The Sheikh Zayed Book Award was not able to hold a traditional ceremony this year, but it honored the 2020 winners of its annual prizes last month during a virtual ceremony that was broadcast live on its YouTube channel and other social media platforms.
“Culture is the permanent meeting place that no crisis or pandemic can deprive humanity of,” said Ali bin Tamim, secretary general of the Sheikh Zayed Book Award, referring to the coronavirus precautions that prevented the awards from being presented in person.
“Perhaps one of the positive aspects of this crisis is that it raises serious questions to intellectuals,” said bin Tamin, who is also president of the Abu Dhabi Center for the Arabic Language. “This includes the importance of science, health and environmental culture, which we hope will occupy a greater area of interest to researchers and scientists.” (See a related article, “Nonprofit Groups Shift Tactics to Help the Arts Survive the Coronavirus”.)

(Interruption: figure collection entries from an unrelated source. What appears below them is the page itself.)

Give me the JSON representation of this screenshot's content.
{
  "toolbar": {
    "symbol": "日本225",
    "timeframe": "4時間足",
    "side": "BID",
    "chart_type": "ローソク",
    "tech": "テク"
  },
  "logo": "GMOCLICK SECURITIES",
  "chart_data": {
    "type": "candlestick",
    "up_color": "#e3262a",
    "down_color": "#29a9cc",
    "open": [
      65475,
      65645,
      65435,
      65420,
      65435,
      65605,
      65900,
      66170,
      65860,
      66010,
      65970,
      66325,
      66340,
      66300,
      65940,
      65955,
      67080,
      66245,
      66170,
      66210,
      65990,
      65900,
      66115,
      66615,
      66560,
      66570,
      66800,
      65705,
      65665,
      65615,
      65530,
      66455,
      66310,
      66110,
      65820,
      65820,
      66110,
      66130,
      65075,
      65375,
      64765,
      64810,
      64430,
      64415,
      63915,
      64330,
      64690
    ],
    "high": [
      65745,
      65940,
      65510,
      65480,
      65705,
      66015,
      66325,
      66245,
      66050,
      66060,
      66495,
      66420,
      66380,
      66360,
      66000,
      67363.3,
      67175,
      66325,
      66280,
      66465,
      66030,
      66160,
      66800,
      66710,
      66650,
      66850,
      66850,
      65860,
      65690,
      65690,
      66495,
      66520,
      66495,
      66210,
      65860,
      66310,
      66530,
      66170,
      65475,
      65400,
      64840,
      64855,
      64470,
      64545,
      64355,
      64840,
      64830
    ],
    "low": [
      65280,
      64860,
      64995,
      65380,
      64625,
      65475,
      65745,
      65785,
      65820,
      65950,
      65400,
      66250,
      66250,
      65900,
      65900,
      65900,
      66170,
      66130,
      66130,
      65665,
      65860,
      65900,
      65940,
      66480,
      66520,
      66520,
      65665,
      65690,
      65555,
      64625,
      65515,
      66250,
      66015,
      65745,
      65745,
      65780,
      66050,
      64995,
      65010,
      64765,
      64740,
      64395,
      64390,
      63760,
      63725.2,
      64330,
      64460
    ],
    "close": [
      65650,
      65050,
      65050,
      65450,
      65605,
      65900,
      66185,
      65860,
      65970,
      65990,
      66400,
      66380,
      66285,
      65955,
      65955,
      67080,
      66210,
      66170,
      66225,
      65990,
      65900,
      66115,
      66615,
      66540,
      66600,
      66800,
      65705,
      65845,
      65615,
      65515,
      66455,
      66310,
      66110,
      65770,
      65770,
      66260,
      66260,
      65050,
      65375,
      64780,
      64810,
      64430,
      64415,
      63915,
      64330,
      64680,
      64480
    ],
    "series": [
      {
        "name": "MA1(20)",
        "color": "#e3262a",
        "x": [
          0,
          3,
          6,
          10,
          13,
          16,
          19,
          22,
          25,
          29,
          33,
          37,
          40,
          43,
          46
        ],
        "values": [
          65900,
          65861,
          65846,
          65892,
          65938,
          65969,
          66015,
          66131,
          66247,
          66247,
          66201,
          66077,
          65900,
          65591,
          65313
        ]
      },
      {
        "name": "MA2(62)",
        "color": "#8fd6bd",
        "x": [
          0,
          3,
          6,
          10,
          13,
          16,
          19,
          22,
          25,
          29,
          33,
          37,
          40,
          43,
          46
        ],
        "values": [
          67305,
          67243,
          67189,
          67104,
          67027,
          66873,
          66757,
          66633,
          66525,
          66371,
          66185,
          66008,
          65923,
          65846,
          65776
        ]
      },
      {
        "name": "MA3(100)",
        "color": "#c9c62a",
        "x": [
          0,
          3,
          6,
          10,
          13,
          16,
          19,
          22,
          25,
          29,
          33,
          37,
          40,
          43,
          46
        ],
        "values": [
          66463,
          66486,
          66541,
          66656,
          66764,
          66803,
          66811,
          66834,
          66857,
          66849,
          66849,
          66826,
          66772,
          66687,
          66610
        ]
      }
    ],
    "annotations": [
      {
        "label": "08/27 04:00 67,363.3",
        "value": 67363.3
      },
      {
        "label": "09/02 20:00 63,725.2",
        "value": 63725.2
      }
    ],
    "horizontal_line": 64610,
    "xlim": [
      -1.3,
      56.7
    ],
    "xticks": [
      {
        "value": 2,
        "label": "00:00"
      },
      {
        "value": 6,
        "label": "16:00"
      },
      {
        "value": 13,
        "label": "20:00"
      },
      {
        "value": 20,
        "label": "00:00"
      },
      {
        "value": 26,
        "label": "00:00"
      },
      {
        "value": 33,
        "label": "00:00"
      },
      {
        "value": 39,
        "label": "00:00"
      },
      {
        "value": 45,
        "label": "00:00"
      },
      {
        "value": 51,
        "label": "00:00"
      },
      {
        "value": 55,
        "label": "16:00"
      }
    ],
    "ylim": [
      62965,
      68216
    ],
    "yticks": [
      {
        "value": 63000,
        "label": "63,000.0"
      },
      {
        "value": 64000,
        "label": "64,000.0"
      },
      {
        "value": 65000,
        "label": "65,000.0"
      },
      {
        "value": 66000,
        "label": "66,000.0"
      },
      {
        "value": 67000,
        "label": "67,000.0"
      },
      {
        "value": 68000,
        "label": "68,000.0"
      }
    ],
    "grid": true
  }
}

The award began in 2006 with the patronage and support of Sheikh Mohammed bin Zayed Al Nahyan, crown prince of Abu Dhabi. Since its first edition, nearly 16,000 applicants from 50 countries have applied for the award and prizes worth a total of seven million dirhams ($1.9 million) have been awarded.
The poet Moncef Ouhaibi, a professor of Arabic literature at the Faculty of Arts and Humanities of the University of Sousse, in Tunisia, was awarded the literature prize this year for his book The Penultimate Cup, (Masciliana Editions, Tunisia, 2019). The award marks the first time the prize has been given to a work of poetry. Ouhaibi said he believes that “the prize restores literature as a source of knowledge and consolidates its importance, with its real cultural and cognitive symbolism.”